Bullock and Star contributed further to the economic development of the region by convincing the Fremont, Elkhorn, and Missouri Valley Railroad to build a track, by offering them 40 acres (162,000 m^{2}) of free right-of-way across their land when a speculator purchased the right of way to Minnesela and demanded a high price from the railroad. The railroad built a station three miles northwest of Minnesela, South Dakota, in 1890, and Bullock and Star were instrumental in founding the town of Belle Fourche there, offering free lots to anyone moving from Minnesela. Belle Fourche became the largest railhead for livestock in the United States and stole the county seat away from a declining Minnesela.

Bullock and Star's hardware store in Deadwood burned down in 1894. Rather than rebuild, they built Deadwood's first hotel on the site, a three-story, 64-room luxury hotel with steam heat and indoor bathrooms on each floor, at a cost of $40,000. The Bullock Hotel continues to operate to this day, now incorporating a 24-hour casino.

Star was elected to the first town council in 1876, became town postmaster in 1877, was elected mayor in 1884, and served ten terms for a total of 14 years. He later served as a Republican legislator after statehood in the South Dakota House of Representatives in 1889–1890 and in the South Dakota State Senate in 1893–1894 serving as President Pro Tempore of the South Dakota Senate, and as Lawrence County Clerk of Courts for 20 years, until his death.
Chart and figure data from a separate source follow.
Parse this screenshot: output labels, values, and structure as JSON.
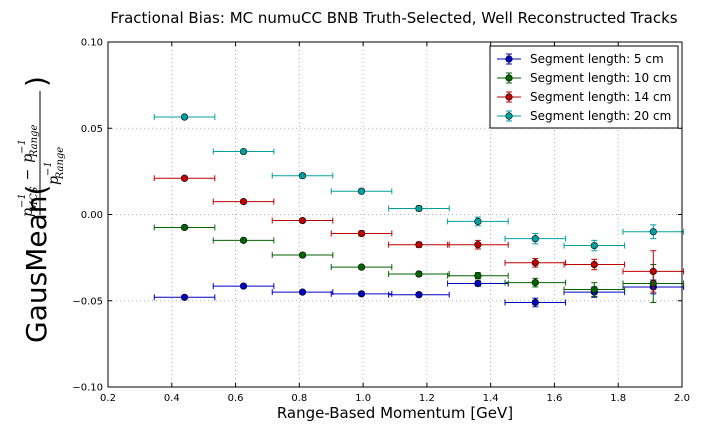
{
  "chart_data": {
    "type": "scatter",
    "title": "Fractional Bias: MC numuCC BNB Truth-Selected, Well Reconstructed Tracks",
    "xlabel": "Range-Based Momentum [GeV]",
    "ylabel": {
      "prefix": "GausMean(",
      "num_p": "p",
      "num_exp1": "−1",
      "num_sub1": "MCS",
      "num_minus": "−",
      "num_p2": "p",
      "num_exp2": "−1",
      "num_sub2": "Range",
      "den_p": "p",
      "den_exp": "−1",
      "den_sub": "Range",
      "suffix": ")"
    },
    "xlim": [
      0.2,
      2.0
    ],
    "ylim": [
      -0.1,
      0.1
    ],
    "xticks": [
      "0.2",
      "0.4",
      "0.6",
      "0.8",
      "1.0",
      "1.2",
      "1.4",
      "1.6",
      "1.8",
      "2.0"
    ],
    "yticks": [
      "−0.10",
      "−0.05",
      "0.00",
      "0.05",
      "0.10"
    ],
    "grid": true,
    "legend_position": "top-right",
    "x_halfwidth": 0.095,
    "series": [
      {
        "name": "Segment length: 5 cm",
        "color": "#0000c0",
        "x": [
          0.44,
          0.625,
          0.81,
          0.995,
          1.175,
          1.36,
          1.54,
          1.725,
          1.91
        ],
        "y": [
          -0.048,
          -0.0415,
          -0.045,
          -0.046,
          -0.0465,
          -0.04,
          -0.051,
          -0.045,
          -0.042
        ],
        "yerr": [
          0.001,
          0.001,
          0.001,
          0.001,
          0.0012,
          0.0015,
          0.0025,
          0.003,
          0.004
        ]
      },
      {
        "name": "Segment length: 10 cm",
        "color": "#006400",
        "x": [
          0.44,
          0.625,
          0.81,
          0.995,
          1.175,
          1.36,
          1.54,
          1.725,
          1.91
        ],
        "y": [
          -0.0075,
          -0.015,
          -0.0235,
          -0.0305,
          -0.0345,
          -0.0355,
          -0.0395,
          -0.0435,
          -0.04
        ],
        "yerr": [
          0.001,
          0.001,
          0.001,
          0.0012,
          0.0013,
          0.0018,
          0.0025,
          0.004,
          0.011
        ]
      },
      {
        "name": "Segment length: 14 cm",
        "color": "#c00000",
        "x": [
          0.44,
          0.625,
          0.81,
          0.995,
          1.175,
          1.36,
          1.54,
          1.725,
          1.91
        ],
        "y": [
          0.021,
          0.0075,
          -0.0035,
          -0.011,
          -0.0175,
          -0.0175,
          -0.028,
          -0.029,
          -0.033
        ],
        "yerr": [
          0.001,
          0.001,
          0.001,
          0.0015,
          0.0015,
          0.0025,
          0.0025,
          0.003,
          0.012
        ]
      },
      {
        "name": "Segment length: 20 cm",
        "color": "#00a0a0",
        "x": [
          0.44,
          0.625,
          0.81,
          0.995,
          1.175,
          1.36,
          1.54,
          1.725,
          1.91
        ],
        "y": [
          0.0565,
          0.0365,
          0.0225,
          0.0135,
          0.0035,
          -0.004,
          -0.014,
          -0.018,
          -0.01
        ],
        "yerr": [
          0.001,
          0.001,
          0.001,
          0.0012,
          0.0015,
          0.0025,
          0.003,
          0.003,
          0.004
        ]
      }
    ]
  }
}
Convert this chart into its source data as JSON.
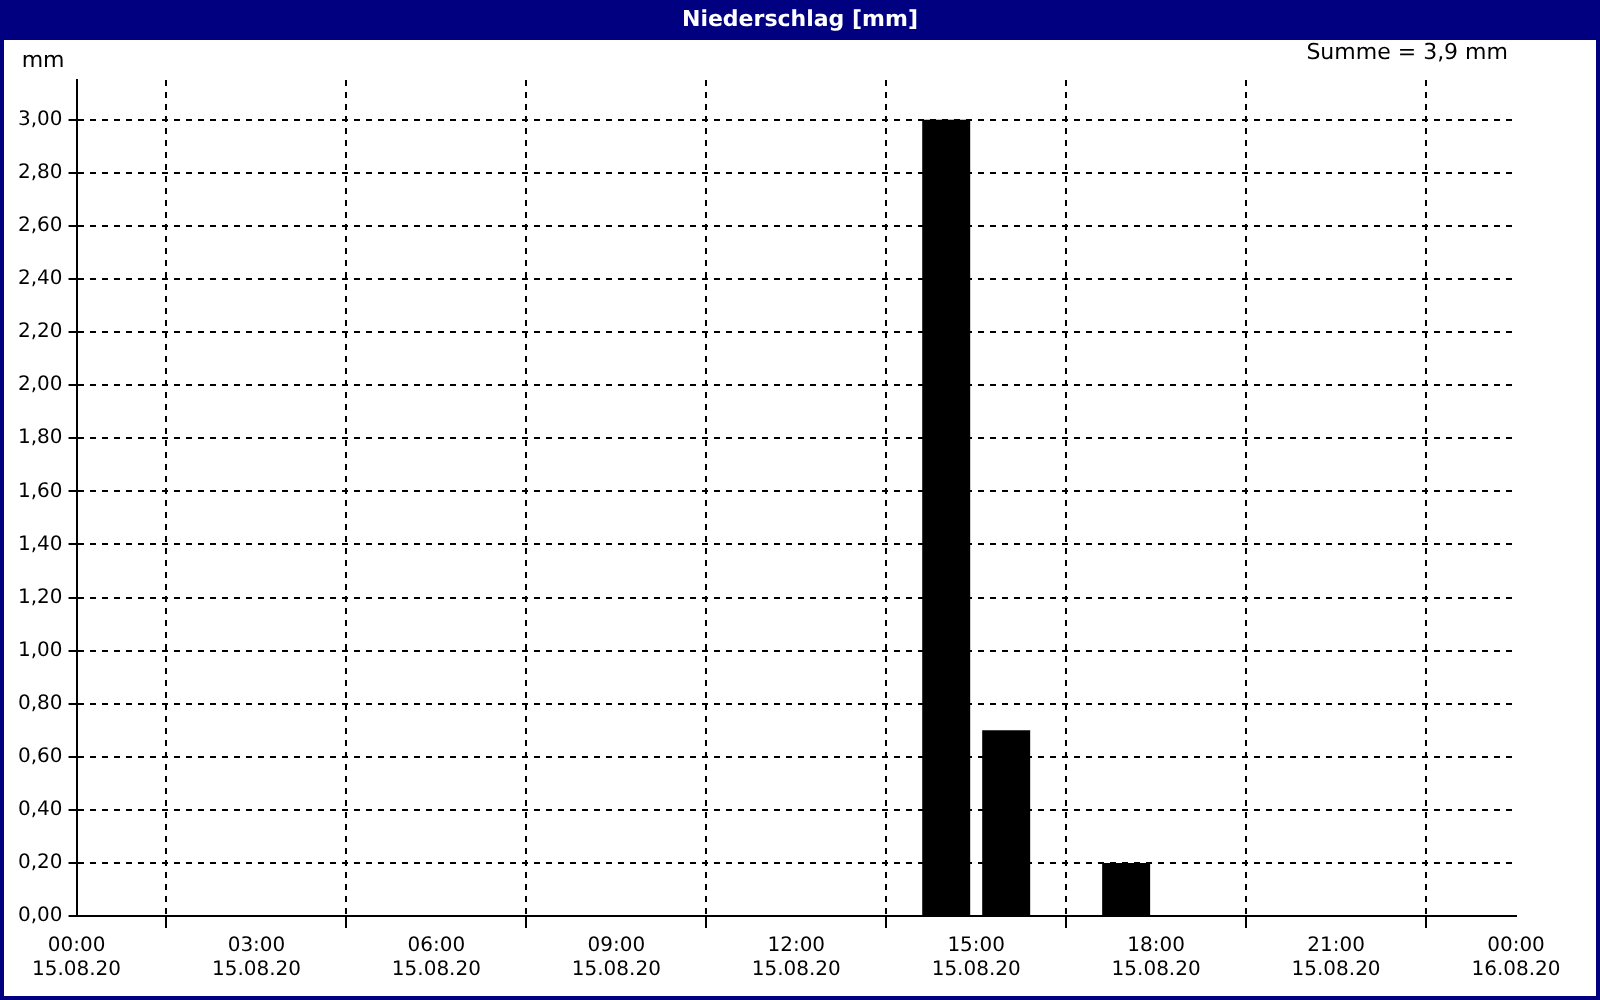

He was never married.

After a reportedly lavish funeral in Deadwood, Star was not buried in Mount Moriah Cemetery in Deadwood. Instead, his family had his body transported to St. Louis, Missouri, where he was laid to rest in New Mount Sinai Cemetery.

==In popular culture==
Star was portrayed by John Hawkes in the television series Deadwood (2004–2006). The show's producers switched the character's birthplace to Vienna instead of Bavaria. Hawkes reprised his role in the television film Deadwood: The Movie (2019), set a decade after the events of season 3.